The fundamental premise of Vision-Language-Action (VLA) models is to harness the extensive general capabilities of pre-trained Vision-Language Models (VLMs) for generalized embodied intelligence. However, standard robotic fine-tuning inevitably disrupts the pre-trained feature space, leading to "catastrophic forgetting" that compromises the general visual understanding we aim to leverage. To effectively utilize the uncorrupted general capabilities of VLMs for robotic tasks, we propose TwinBrainVLA, which coordinates two isomorphic VLM pathways: a frozen generalist (also called "Left Brain") and a trainable specialist (also called "Right Brain"). Our architecture utilizes a Asymmetric Mixture-of-Transformers (AsyMoT) mechanism, enabling the Right Brain to dynamically query and fuse intact semantic knowledge from the Left Brain with proprioceptive states. This fused representation conditions a flow-matching action expert for precise continuous control. Empirical results on SimplerEnv and RoboCasa benchmarks demonstrate that by explicitly retaining general capabilities, TwinBrainVLA achieves substantial performance gains over baseline models in complex manipulation tasks.

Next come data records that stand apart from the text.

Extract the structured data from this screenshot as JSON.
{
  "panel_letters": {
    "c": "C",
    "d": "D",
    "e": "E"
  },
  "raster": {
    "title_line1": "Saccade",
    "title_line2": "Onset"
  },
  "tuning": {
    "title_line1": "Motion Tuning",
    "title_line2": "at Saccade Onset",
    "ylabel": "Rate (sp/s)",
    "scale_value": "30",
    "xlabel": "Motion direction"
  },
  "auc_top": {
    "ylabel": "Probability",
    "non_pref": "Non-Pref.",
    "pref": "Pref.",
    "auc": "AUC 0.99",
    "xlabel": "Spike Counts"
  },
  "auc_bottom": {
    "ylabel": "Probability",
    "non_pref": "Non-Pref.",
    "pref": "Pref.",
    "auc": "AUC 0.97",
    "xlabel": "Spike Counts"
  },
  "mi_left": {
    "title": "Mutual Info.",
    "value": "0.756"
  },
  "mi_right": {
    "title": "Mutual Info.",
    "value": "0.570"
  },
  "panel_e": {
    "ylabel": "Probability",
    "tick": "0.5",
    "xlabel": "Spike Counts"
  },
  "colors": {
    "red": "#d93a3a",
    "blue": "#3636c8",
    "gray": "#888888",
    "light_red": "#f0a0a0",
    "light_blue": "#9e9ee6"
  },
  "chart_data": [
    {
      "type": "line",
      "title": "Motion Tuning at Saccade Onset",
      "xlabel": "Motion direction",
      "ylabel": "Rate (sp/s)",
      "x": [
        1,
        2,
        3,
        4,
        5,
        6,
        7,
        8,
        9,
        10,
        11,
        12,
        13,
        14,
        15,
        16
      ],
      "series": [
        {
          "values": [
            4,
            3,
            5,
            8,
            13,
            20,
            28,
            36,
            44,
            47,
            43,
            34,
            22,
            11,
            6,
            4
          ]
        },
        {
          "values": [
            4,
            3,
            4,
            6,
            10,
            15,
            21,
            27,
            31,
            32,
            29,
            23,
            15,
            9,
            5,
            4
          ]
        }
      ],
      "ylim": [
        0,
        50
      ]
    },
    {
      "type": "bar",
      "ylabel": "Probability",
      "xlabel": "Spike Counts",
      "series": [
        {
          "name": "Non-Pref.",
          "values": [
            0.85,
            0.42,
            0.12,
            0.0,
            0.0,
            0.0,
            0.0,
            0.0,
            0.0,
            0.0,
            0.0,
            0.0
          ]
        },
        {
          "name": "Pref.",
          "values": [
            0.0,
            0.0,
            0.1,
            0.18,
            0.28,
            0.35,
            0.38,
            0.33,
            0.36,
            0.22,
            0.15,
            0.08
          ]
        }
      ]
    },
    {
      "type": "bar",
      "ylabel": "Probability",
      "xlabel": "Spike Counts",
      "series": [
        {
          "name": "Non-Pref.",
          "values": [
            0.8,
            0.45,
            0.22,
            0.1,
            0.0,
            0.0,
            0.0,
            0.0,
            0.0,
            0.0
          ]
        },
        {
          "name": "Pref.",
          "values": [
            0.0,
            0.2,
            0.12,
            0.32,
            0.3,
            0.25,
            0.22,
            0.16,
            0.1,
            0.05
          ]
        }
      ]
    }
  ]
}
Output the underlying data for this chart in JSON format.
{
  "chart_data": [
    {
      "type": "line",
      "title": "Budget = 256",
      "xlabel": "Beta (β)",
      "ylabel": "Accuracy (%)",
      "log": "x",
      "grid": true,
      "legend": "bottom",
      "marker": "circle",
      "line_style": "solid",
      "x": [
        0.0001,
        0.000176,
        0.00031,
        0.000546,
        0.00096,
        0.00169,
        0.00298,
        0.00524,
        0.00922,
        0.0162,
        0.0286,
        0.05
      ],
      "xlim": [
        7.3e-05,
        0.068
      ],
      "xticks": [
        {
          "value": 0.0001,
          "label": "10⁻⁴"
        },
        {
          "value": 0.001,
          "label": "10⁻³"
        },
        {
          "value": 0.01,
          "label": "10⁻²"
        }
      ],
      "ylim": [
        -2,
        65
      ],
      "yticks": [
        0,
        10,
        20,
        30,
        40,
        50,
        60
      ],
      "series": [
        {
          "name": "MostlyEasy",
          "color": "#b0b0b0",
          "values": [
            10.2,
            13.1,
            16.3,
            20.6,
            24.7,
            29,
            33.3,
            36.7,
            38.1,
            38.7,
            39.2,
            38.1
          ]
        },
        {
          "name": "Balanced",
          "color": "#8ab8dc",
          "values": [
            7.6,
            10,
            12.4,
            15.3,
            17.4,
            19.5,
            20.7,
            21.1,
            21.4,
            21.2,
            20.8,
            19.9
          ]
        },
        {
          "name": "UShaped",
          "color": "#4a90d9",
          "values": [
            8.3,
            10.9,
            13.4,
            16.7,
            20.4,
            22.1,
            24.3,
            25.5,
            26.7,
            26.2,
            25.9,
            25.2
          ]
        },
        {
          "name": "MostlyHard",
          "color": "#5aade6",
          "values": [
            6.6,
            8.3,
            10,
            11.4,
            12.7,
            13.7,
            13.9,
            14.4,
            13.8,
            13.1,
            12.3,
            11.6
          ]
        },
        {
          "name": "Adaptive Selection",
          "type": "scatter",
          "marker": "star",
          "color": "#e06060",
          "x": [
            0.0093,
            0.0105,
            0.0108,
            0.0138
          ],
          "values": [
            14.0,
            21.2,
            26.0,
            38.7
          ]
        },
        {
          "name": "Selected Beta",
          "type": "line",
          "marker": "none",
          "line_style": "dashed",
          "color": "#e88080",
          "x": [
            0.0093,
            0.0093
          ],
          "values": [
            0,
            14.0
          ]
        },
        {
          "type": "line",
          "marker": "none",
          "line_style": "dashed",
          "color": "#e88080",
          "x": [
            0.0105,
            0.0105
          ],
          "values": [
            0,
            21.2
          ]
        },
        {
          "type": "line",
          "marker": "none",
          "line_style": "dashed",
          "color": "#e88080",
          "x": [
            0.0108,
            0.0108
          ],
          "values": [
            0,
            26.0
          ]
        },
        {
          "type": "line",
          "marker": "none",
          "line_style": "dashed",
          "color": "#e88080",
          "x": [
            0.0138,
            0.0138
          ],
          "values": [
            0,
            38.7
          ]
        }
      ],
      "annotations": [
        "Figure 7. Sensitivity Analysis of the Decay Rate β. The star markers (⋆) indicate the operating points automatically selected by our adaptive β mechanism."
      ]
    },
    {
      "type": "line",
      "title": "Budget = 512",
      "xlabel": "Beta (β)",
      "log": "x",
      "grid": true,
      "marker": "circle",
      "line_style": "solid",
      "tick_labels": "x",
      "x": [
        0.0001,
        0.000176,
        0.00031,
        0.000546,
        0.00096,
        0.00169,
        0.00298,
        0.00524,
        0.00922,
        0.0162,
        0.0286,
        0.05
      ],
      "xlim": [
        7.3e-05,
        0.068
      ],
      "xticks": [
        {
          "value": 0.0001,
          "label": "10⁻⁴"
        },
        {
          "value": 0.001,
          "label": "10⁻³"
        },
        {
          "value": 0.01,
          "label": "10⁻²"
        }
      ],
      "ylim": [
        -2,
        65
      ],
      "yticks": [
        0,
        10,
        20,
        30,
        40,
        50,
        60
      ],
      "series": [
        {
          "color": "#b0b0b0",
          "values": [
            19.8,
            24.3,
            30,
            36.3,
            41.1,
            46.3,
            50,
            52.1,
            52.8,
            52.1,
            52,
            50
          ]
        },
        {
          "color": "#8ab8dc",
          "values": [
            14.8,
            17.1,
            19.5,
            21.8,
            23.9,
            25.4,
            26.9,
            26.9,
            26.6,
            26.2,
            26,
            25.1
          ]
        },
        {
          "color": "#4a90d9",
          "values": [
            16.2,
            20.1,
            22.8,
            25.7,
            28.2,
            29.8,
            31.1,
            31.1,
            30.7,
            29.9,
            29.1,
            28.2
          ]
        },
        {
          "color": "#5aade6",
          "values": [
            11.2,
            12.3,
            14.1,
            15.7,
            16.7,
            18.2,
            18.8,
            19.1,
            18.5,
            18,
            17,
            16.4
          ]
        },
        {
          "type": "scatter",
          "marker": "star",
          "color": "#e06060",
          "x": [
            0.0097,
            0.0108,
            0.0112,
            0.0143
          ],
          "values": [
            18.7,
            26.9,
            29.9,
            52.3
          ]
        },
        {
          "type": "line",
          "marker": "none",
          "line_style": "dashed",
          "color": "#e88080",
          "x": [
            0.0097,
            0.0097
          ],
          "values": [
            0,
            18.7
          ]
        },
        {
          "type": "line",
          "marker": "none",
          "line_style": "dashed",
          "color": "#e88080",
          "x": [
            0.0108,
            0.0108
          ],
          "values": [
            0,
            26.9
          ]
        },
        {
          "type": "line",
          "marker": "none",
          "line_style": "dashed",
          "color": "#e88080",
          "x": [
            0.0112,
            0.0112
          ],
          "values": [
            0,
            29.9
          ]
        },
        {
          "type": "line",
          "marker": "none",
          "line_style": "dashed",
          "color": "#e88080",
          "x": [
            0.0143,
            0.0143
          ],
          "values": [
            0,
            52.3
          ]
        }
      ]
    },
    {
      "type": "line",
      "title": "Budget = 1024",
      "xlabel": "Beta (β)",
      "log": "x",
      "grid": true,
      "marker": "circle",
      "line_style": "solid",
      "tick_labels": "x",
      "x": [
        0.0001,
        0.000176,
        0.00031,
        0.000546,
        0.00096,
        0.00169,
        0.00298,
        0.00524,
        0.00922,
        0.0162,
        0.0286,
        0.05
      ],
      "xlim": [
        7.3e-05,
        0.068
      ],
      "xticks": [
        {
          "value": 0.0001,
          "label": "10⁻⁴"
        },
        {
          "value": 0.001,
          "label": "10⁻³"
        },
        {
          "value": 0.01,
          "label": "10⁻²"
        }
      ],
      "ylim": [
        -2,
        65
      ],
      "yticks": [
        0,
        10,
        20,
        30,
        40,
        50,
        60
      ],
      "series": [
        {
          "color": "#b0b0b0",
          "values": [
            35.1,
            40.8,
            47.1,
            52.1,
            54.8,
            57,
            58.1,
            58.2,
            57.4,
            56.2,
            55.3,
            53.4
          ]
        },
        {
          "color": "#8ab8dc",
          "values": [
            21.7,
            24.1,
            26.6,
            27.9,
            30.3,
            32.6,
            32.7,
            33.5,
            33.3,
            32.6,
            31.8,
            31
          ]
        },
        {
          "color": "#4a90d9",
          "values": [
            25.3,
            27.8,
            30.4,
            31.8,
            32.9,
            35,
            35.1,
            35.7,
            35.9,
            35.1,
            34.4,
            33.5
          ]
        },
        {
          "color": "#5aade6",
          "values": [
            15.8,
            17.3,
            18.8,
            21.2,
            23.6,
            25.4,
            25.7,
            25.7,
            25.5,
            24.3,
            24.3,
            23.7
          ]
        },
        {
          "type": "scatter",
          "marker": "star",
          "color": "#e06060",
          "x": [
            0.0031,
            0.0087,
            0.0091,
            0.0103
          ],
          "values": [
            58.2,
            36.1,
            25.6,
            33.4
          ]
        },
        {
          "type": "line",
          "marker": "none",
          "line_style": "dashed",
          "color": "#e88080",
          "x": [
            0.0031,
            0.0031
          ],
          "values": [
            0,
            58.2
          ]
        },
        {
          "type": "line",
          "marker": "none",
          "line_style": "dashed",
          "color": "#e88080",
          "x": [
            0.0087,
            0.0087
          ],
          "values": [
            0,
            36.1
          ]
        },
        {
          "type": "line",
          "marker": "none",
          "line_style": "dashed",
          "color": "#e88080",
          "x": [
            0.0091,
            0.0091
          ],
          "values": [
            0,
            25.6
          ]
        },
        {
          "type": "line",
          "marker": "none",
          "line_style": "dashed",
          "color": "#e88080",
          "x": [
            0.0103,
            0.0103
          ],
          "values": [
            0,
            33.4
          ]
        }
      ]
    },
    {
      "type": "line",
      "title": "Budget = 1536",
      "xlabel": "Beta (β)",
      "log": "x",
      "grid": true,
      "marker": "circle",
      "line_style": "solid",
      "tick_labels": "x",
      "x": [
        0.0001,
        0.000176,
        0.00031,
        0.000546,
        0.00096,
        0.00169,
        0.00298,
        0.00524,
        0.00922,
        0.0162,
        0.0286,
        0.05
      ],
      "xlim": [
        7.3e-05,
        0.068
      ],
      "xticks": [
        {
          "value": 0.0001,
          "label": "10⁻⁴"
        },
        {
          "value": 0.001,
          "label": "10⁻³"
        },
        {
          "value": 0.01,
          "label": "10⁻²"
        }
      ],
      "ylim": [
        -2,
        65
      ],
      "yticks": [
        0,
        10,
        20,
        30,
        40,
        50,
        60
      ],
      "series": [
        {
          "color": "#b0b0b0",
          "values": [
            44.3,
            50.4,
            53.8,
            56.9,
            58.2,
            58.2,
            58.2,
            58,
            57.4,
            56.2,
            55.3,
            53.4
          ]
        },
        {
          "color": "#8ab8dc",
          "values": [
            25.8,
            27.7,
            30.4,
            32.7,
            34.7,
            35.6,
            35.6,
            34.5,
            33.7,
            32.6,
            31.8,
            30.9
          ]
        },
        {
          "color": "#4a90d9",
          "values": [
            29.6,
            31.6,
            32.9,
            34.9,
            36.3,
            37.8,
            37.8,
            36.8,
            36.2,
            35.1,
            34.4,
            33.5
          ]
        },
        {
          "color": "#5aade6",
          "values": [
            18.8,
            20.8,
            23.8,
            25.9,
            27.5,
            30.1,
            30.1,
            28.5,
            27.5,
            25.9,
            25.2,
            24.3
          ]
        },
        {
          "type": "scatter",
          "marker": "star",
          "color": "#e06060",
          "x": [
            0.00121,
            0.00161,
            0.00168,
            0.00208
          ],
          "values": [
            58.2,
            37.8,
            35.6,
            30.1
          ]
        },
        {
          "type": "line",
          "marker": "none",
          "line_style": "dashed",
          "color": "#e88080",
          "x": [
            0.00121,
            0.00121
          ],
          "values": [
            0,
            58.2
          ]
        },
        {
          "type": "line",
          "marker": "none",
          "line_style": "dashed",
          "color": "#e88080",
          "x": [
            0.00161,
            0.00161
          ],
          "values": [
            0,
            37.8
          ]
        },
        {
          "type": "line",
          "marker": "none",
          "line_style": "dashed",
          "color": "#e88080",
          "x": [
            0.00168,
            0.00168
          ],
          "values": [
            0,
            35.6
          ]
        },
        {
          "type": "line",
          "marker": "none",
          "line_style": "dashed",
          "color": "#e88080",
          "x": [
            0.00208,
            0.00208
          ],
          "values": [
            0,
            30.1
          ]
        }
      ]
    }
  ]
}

翻译：视觉-语言-动作模型的基本前提是利用预训练视觉-语言模型广泛的通用能力，实现泛化的具身智能。然而，标准的机器人微调不可避免地会破坏预训练的特征空间，导致"灾难性遗忘"，从而损害我们本欲利用的通用视觉理解能力。为了有效利用VLM未受损的通用能力完成机器人任务，我们提出了TwinBrainVLA，它协调两个同构的VLM通路：一个冻结的通用通路（亦称"左脑"）和一个可训练的专业通路（亦称"右脑"）。我们的架构采用非对称混合Transformer机制，使右脑能够动态查询左脑完整的语义知识，并将其与本体感知状态融合。这种融合表征用于调节一个流匹配动作专家，以实现精确的连续控制。在SimplerEnv和RoboCasa基准测试上的实证结果表明，通过显式保留通用能力，TwinBrainVLA在复杂操作任务中相比基线模型实现了显著的性能提升。